My Favorite Quote of the Day

From a Chicago Tribune editorial on the city aldermen blocking Wal-Mart construction in the city, via Carpe Diem:

Organized labor doesn't like Wal-Mart because Wal-Mart doesn't have union jobs. It just has jobs (with an average hourly wage of $12.05 in Chicago). The aldermen, of course, already have jobs. They get paid $110,556 a year and they figure that as long as they keep the labor unions off their backs, they'll keep making $110,556 a year.

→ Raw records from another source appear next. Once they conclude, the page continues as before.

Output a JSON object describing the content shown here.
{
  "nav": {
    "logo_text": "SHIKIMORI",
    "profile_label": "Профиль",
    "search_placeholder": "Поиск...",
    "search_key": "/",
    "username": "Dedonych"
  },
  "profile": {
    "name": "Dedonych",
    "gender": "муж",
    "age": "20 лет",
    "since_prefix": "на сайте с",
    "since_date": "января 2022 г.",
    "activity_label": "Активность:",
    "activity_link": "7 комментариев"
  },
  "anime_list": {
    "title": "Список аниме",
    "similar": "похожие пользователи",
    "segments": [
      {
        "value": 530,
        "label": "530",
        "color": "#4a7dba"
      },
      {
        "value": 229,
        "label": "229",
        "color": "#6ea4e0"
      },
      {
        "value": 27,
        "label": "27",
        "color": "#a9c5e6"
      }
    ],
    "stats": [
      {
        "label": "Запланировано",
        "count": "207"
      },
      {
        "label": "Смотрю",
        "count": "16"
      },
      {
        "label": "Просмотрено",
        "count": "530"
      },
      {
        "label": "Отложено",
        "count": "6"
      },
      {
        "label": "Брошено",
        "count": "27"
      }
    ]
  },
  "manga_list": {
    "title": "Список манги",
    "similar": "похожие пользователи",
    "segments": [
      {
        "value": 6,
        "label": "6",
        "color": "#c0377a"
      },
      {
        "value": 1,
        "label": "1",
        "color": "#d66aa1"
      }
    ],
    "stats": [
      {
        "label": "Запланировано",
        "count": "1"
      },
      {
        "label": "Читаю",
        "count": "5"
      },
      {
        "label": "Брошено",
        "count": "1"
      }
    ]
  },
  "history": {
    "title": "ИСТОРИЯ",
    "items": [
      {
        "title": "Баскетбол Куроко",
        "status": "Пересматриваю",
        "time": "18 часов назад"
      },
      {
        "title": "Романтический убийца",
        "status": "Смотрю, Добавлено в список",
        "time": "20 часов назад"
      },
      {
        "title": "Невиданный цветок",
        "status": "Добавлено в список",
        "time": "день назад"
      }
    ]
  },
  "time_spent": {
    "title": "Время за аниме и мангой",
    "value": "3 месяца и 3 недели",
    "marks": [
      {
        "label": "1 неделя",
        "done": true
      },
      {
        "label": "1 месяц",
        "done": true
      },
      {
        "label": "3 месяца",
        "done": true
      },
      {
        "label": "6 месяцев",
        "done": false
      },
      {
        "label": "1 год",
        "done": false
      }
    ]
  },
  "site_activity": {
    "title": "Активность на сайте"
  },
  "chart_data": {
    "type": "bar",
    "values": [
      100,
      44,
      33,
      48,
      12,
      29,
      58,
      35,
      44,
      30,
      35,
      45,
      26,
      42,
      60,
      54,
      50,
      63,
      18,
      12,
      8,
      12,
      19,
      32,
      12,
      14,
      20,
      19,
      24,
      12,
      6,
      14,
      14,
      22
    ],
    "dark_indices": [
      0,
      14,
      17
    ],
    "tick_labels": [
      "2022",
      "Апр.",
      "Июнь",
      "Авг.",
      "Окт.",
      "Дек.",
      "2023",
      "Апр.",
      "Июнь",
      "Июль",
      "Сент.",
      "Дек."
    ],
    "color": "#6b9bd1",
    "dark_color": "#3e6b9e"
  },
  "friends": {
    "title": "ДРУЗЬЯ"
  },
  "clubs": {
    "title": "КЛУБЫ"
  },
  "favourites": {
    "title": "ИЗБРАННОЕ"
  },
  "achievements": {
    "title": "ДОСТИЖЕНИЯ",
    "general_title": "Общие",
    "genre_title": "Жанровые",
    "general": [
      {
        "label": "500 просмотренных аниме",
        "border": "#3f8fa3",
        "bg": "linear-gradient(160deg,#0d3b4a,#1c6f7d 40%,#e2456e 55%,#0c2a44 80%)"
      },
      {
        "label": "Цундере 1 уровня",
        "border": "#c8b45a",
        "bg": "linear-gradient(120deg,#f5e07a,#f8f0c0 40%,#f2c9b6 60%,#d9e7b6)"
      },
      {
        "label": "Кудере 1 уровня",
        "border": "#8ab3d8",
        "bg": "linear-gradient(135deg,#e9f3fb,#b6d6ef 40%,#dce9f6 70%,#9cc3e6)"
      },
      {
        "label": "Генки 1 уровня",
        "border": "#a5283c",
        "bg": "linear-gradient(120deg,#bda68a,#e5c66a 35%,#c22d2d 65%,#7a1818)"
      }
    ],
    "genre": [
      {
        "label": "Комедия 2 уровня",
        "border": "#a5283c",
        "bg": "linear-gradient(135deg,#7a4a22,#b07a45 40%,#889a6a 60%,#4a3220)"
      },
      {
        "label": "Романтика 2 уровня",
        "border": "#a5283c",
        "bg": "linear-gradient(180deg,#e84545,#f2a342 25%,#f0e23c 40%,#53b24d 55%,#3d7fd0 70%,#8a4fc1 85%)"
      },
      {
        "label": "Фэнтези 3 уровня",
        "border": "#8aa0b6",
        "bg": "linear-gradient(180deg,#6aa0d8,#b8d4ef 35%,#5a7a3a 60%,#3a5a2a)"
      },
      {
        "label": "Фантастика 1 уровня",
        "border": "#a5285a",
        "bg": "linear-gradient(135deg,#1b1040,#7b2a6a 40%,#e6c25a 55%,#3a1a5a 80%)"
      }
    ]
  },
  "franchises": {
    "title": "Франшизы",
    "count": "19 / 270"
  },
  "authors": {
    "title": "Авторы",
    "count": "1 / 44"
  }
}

Who says the City Council doesn't generate jobs? If you're one of the 50 aldermen, your unemployment rate is 0 percent. But the unemployment rate for the rest of Chicago is above 10 percent. One in 10 Chicagoans is out of work.

2 Comments

  1. MJ:

    Not to be picky, but shouldn't they be measuring the median hourly wage, instead of average (presumably the mean). It is widely known that income and wage distributions are significantly non-normal.

  2. spiro:

    Even though I shake my fist at Wal-Mart for making my life tougher as a small business owner, I admire my enemy for what they have been able to accomplish as a business. Kind of like the New England Patriots - evil, but damn impressive.
    My question for the "Wal-mart is Satan" crowd (the Religious Left) is: What other company has a corporate structure that helps people without college degrees advance to equivalent high paying managerial positions?
    Wal-Mart-o-phobia is nothing more than elitist disdain for the proletariat. They shop at Wal-mart and work at Wal-mart, and, if you take a second to actually talk to them, you find out that most of them are pretty damn happy with their lives. Much happier, on average, than your typical social sciences grad student or faculty member.